Exactly who is exploiting us the most?

A report in The Guardian underlines just why there is a genuine need for some instant cash loan lenders to have their credit licences revoked by the Office of Fair Trading. It is often the action of the few that reflect upon the image of the whole industry and that has certainly been the case for Yes Loans and the ten or so money-lending organisations it’s behind.

Despite their protestations, their license will be revoked unless their appeal is successful; they plan to carry on trading during those 28 days in which they will be assembling their plea.

However, reports of their alleged deliberate misguidance of customers and illegally charging up-front fees without telling the borrowers that that was a condition of the instant cash loan they were offering may see slow traffic trudging through their doors and may not prevent them being closed down, so seriously are the OFT taking this investigation, carried out at the behest of the government and the general public.

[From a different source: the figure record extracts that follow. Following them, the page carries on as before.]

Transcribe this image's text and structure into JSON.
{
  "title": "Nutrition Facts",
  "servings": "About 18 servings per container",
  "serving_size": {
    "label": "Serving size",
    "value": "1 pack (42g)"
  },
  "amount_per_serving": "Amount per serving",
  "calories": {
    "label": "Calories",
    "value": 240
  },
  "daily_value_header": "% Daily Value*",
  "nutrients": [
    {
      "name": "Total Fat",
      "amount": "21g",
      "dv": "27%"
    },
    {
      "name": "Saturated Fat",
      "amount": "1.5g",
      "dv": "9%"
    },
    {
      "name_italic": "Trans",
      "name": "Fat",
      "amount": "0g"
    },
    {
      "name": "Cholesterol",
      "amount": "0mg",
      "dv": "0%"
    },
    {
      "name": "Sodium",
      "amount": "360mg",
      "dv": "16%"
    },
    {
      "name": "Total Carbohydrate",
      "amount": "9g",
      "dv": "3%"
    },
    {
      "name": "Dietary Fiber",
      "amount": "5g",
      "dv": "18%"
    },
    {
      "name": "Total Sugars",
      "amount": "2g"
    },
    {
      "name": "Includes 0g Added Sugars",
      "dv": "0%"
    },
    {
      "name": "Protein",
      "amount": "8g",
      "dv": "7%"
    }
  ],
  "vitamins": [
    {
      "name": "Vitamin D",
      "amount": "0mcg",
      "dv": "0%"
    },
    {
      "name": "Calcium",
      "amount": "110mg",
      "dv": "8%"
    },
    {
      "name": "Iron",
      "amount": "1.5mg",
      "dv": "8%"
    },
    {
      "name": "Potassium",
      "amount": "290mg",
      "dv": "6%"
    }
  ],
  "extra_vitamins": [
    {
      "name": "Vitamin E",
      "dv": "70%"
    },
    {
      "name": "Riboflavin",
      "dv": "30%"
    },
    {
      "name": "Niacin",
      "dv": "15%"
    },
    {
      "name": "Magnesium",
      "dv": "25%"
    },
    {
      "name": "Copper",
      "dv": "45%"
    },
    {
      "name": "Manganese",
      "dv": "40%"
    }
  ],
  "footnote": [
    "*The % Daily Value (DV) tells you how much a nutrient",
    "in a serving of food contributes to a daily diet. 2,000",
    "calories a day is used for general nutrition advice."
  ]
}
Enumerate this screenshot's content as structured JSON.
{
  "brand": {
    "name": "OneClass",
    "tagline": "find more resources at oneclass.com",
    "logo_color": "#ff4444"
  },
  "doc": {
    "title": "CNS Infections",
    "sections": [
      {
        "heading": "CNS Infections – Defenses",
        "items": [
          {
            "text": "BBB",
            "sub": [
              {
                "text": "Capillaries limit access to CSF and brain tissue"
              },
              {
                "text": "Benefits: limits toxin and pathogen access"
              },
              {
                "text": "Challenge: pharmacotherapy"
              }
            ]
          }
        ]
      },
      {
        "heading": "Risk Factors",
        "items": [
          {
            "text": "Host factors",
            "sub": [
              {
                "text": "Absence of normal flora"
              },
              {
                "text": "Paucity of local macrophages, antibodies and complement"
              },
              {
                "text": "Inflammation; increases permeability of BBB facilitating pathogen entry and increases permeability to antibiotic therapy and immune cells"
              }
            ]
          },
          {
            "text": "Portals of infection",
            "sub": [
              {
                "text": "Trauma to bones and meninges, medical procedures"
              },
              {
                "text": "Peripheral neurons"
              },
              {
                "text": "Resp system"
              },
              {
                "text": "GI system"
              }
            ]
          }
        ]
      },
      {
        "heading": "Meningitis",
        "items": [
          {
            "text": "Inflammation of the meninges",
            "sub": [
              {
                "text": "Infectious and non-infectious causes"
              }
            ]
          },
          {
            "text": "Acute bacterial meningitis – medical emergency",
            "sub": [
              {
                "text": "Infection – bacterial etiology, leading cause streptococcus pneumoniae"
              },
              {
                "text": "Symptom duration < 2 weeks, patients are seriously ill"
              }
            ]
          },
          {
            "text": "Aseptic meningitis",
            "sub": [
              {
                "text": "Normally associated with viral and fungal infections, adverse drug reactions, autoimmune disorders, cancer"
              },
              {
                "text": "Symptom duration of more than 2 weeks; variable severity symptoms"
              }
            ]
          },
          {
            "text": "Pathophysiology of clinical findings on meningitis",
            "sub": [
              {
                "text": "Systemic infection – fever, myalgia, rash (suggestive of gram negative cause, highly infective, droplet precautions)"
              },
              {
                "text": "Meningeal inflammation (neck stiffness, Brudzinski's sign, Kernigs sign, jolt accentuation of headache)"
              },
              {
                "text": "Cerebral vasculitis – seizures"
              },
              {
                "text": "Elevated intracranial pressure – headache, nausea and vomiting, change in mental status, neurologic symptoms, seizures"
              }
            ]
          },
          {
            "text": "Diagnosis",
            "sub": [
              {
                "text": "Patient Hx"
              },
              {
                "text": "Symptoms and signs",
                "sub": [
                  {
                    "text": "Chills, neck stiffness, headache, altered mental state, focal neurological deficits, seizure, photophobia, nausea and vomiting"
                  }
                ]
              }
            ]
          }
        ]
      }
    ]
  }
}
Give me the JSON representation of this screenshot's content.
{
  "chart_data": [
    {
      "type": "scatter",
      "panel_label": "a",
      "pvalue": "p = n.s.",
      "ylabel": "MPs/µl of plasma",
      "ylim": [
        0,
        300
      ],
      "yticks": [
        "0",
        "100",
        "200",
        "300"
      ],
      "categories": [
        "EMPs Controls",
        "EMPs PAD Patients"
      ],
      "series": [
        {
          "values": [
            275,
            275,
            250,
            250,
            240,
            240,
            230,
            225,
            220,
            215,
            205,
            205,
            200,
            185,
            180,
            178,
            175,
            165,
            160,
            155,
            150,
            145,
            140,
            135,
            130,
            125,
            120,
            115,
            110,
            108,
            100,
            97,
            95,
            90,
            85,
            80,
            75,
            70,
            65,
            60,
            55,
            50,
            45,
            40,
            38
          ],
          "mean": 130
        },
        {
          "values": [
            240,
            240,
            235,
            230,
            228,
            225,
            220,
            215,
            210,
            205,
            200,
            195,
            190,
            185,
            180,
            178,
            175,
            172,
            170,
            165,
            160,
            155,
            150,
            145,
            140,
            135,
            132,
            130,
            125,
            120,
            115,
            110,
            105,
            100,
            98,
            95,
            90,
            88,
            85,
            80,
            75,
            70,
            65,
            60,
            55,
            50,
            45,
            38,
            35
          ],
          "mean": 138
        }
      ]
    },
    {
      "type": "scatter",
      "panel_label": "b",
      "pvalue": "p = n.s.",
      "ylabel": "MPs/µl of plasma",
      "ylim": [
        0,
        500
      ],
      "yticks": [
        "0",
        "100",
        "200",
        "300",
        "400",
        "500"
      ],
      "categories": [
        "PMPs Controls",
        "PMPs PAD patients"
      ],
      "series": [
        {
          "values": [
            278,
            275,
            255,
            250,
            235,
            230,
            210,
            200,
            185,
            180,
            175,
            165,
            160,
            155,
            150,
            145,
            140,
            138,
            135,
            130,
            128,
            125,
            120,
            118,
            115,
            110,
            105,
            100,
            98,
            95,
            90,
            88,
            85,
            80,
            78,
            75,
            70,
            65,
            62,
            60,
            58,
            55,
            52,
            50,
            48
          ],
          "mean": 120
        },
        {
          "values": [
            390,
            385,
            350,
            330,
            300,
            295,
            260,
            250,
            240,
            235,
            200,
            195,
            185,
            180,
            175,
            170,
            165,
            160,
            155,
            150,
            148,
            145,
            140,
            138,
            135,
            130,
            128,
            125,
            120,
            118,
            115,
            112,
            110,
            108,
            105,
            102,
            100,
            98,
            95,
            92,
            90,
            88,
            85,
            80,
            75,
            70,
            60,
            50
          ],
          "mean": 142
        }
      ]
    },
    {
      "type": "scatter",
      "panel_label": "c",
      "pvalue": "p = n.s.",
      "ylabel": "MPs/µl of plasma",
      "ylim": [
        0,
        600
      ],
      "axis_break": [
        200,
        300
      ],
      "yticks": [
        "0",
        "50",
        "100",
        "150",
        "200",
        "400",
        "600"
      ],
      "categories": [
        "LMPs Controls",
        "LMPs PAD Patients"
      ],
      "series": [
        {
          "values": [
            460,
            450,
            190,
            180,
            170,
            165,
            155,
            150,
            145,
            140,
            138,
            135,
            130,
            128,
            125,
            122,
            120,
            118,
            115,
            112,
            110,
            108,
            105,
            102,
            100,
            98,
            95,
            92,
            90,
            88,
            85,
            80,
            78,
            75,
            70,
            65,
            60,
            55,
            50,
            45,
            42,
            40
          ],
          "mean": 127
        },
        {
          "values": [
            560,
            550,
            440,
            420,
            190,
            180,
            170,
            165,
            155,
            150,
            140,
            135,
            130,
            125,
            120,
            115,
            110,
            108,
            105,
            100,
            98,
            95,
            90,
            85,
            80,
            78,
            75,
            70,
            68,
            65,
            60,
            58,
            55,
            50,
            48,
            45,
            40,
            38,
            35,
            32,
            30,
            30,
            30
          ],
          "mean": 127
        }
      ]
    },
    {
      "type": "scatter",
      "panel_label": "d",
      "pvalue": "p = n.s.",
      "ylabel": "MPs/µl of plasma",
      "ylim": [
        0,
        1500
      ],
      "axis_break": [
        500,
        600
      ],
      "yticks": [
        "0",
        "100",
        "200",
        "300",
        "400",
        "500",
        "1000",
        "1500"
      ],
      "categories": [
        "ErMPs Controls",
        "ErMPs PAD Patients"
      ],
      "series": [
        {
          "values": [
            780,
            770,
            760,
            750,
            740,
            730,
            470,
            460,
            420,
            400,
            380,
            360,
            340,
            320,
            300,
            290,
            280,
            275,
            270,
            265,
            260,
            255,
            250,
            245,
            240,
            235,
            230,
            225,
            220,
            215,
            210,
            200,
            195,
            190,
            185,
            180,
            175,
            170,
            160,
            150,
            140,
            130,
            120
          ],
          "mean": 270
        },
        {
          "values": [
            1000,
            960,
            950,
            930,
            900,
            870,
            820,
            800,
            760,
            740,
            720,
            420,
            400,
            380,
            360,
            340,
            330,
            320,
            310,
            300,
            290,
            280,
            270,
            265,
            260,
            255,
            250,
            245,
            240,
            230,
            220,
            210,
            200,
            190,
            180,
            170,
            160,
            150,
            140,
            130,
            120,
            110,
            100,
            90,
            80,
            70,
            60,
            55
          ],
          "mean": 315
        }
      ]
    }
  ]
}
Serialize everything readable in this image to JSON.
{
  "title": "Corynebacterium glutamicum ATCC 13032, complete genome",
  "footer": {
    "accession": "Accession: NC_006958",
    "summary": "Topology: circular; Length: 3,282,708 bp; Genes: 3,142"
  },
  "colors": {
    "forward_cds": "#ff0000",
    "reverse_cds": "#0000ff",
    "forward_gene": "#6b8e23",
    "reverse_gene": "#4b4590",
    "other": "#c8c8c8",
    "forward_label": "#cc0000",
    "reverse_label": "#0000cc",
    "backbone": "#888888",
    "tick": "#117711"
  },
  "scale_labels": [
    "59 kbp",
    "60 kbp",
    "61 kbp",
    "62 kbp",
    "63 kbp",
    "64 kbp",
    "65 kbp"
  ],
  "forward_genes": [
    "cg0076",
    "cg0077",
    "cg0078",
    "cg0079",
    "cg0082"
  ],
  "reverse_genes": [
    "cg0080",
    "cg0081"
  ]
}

But the point The Guardian is making is that now, one third of all short term loans being taken out contribute towards paying off existing short term loans of the same nature. The example they use is Wonga (tell me who doesn’t point to them when they need to prove a point about the sector).

If you were to borrow £400 from Wonga – who can have the money in your account in twenty minutes – you would be liable to repay £525.48 if the term was thirty days – i.e. payday to payday. That difference obviously being £125.48, which they feel is ‘exploitation’. The article then goes on to warn us about US lenders setting up in the UK, due to our lax laws on capping interest rates; some of these US firms envisage charging as much as 16,000% APR. Payday loans are not legal in all US states and those that do allow it set the repayment rate at a maximum for the lenders who set up in the quick cash advance business.

But let’s look at it from another angle, comparing the instant cash loan to unauthorised lending facilities at the High Street banks and an article by the BBC as recently as December 2011.

If a Santander customer dropped into unauthorised overdraft by as little as £100 for a straight four-week month (28 days), they would have to repay £200 – a whole lot more than the instant cash loan example and for only a quarter of the loan amount, representing a massive 819,000% APR.

So, before everyone vilifies instant cash loan companies, we may want to look a little closer to home and what our High Street banks are charging. Should lending interest rates be capped? Probably, yes. But what would that cost us in bank charges in other areas, if we took the High Street’s power to legally, unquestionably exploit us away?